Cholesterol

Archaeologists five thousand years from now, piecing together a picture of our civilization, might well conclude that we were a highly religious culture, all worshipping at the altar of the great god cholesterol, whose name appeared on all of our food containers and who was a constant topic of discussion in books, magazines and newspapers.

Cholesterol may not be worthy of worship, but it is interesting, not least because it’s vital to our well-being. Cholesterol, one of a class of compounds called sterols, is synthesized by our bodies in significant amounts in the liver and intestine, and used as the nucleus of Vitamin D, to build regulatory hormones (including testosterone and estrogen), and to make bile salts. It’s also found in the membranes of all our cells, where its concentration helps determine the membrane’s stability and permeability.

Cholesterol is found throughout the animal kingdom, so when you eat meat and eggs, you eat cholesterol. Nobody worried about this until studies showed that high levels of cholesterol in the blood contributed to artheresclerosis, the build-up of cholesterol-containing deposits along artery walls that can eventually lead to a heart attack or stroke.

We’re so good at synthesizing cholesterol that we don’t need much in our diet–and we’re not so good at getting rid of it. We can’t break it down into its component atoms, and we excrete very little. Normally, the total amount of cholesterol in the bloodstream is kept constant: when the dietary intake of cholesterol is high, liver synthesis is low; when intake is low, synthesis increases. But some people’s bodies can’t cope with high levels of dietary cholesterol, so the concentration of cholesterol in their blood increases. Because of this, people have been urged to cut down on cholesterol intake–and “cholesterol-free” has became a popular marketing phrase.

Unfortunately, a food can boost cholesterol levels in the blood without actually containing cholesterol. Saturated fats, present in lots of cholesterol-free foods, tend to cause a boost in cholesterol synthesis.
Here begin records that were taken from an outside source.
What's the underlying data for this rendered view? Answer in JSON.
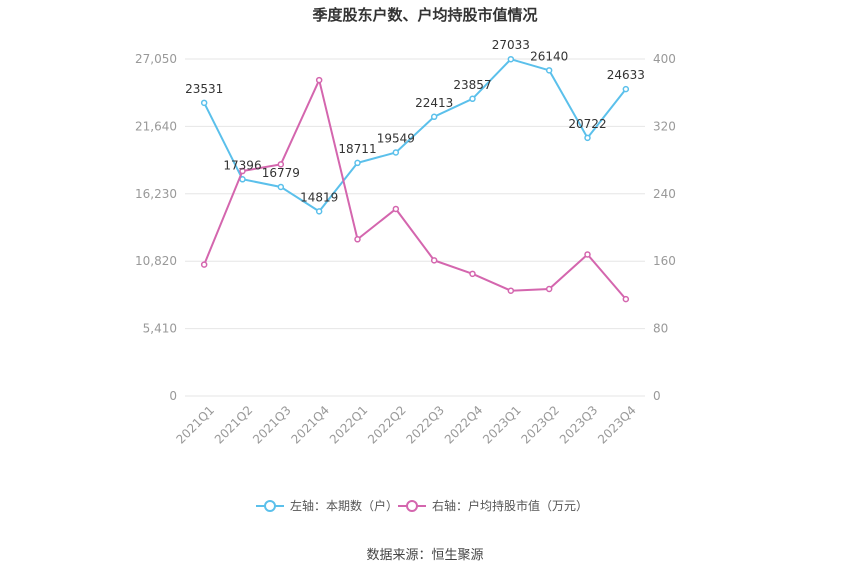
{
  "chart_data": {
    "type": "line",
    "title": "季度股东户数、户均持股市值情况",
    "categories": [
      "2021Q1",
      "2021Q2",
      "2021Q3",
      "2021Q4",
      "2022Q1",
      "2022Q2",
      "2022Q3",
      "2022Q4",
      "2023Q1",
      "2023Q2",
      "2023Q3",
      "2023Q4"
    ],
    "left_axis": {
      "ticks": [
        "0",
        "5,410",
        "10,820",
        "16,230",
        "21,640",
        "27,050"
      ],
      "ylim": [
        0,
        27050
      ]
    },
    "right_axis": {
      "ticks": [
        "0",
        "80",
        "160",
        "240",
        "320",
        "400"
      ],
      "ylim": [
        0,
        400
      ]
    },
    "series": [
      {
        "name": "左轴：本期数（户）",
        "axis": "left",
        "color": "#5bc0eb",
        "values": [
          23531,
          17396,
          16779,
          14819,
          18711,
          19549,
          22413,
          23857,
          27033,
          26140,
          20722,
          24633
        ],
        "labels": [
          "23531",
          "17396",
          "16779",
          "14819",
          "18711",
          "19549",
          "22413",
          "23857",
          "27033",
          "26140",
          "20722",
          "24633"
        ]
      },
      {
        "name": "右轴：户均持股市值（万元）",
        "axis": "right",
        "color": "#d466ae",
        "values": [
          156,
          267,
          275,
          375,
          186,
          222,
          161,
          145,
          125,
          127,
          168,
          115
        ]
      }
    ],
    "grid": true,
    "legend_position": "bottom"
  },
  "source_text": "数据来源：恒生聚源"
}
Fats consist of chains of carbon atoms with hydrogen atoms attached. In a saturated fat, all the carbon atoms’ available bonds are taken up by hydrogen atoms. In an unsaturated fat, two carbon atoms in the chain are linked by a double bond. In a polyunsaturated fat, there is more than one double bond. These double bonds alter the characteristics of the fat.

In general, saturated fats are solid at room temperature and unsaturated fats are liquid. Animal fats, typically solid, are fifty percent saturated and fifty percent unsaturated; while vegetable fats, typically liquid, are about 85 percent unsaturated.

The current recommendation is that less than 30 percent of calories in the diet (compared to as much as 50 percent in the current “typical” Canadian diet) should come from fat, and no more than 10 percent from saturated fat.

By contrast, people in developing countries get only about 10 percent of their calories from fat, which is probably closer to what our bodies expect. In the Stone Age, after all, fruits and vegetables weren’t “holistic,” they were just “all we’ve got to eat.” This diet was high in fiber–a rather vague term applied to a variety of hard-to-digest substances occurring in some foods. Some types of fiber may interfere with the reabsorption of bile salts, which helps keep cholesterol levels down. However, the main benefit of a high-fiber diet is that high-fiber foods also tend to be low-fat.

In the bloodstream, cholesterol is bound up in complex compounds called lipoproteins. There are two main types of lipoproteins, low-density and high-density. Low-density lipoproteins–“bad cholesterol”–apparently carry cholesterol from the liver to the tissues. High levels of these increase the risk of cardiovascular disease. High-density lipoproteins–“good cholesterol”–apparently carry cholesterol back to the liver, removing it from the bloodstream and reducing the risk of cardiovascular disease.

A high level of cholesterol in the blood is just one of several risk factors for heart disease, but it is a pretty solidly established one, and one that it is possible to do something about (unlike, say, heredity), through eating better and even through drugs which interfere with the body’s ability to synthesize cholesterol. But bowing down at the altar of cholesterol and vowing never to eat another egg, as those far-future archaeologists may well decide was a common religious ritual of ours, is probably extreme.

The ancient Greeks had the right idea: moderation in all things. Moderating your diet is an excellent idea–but do so moderately. You’ll probably live just as long, and you’ll enjoy your life a whole lot more.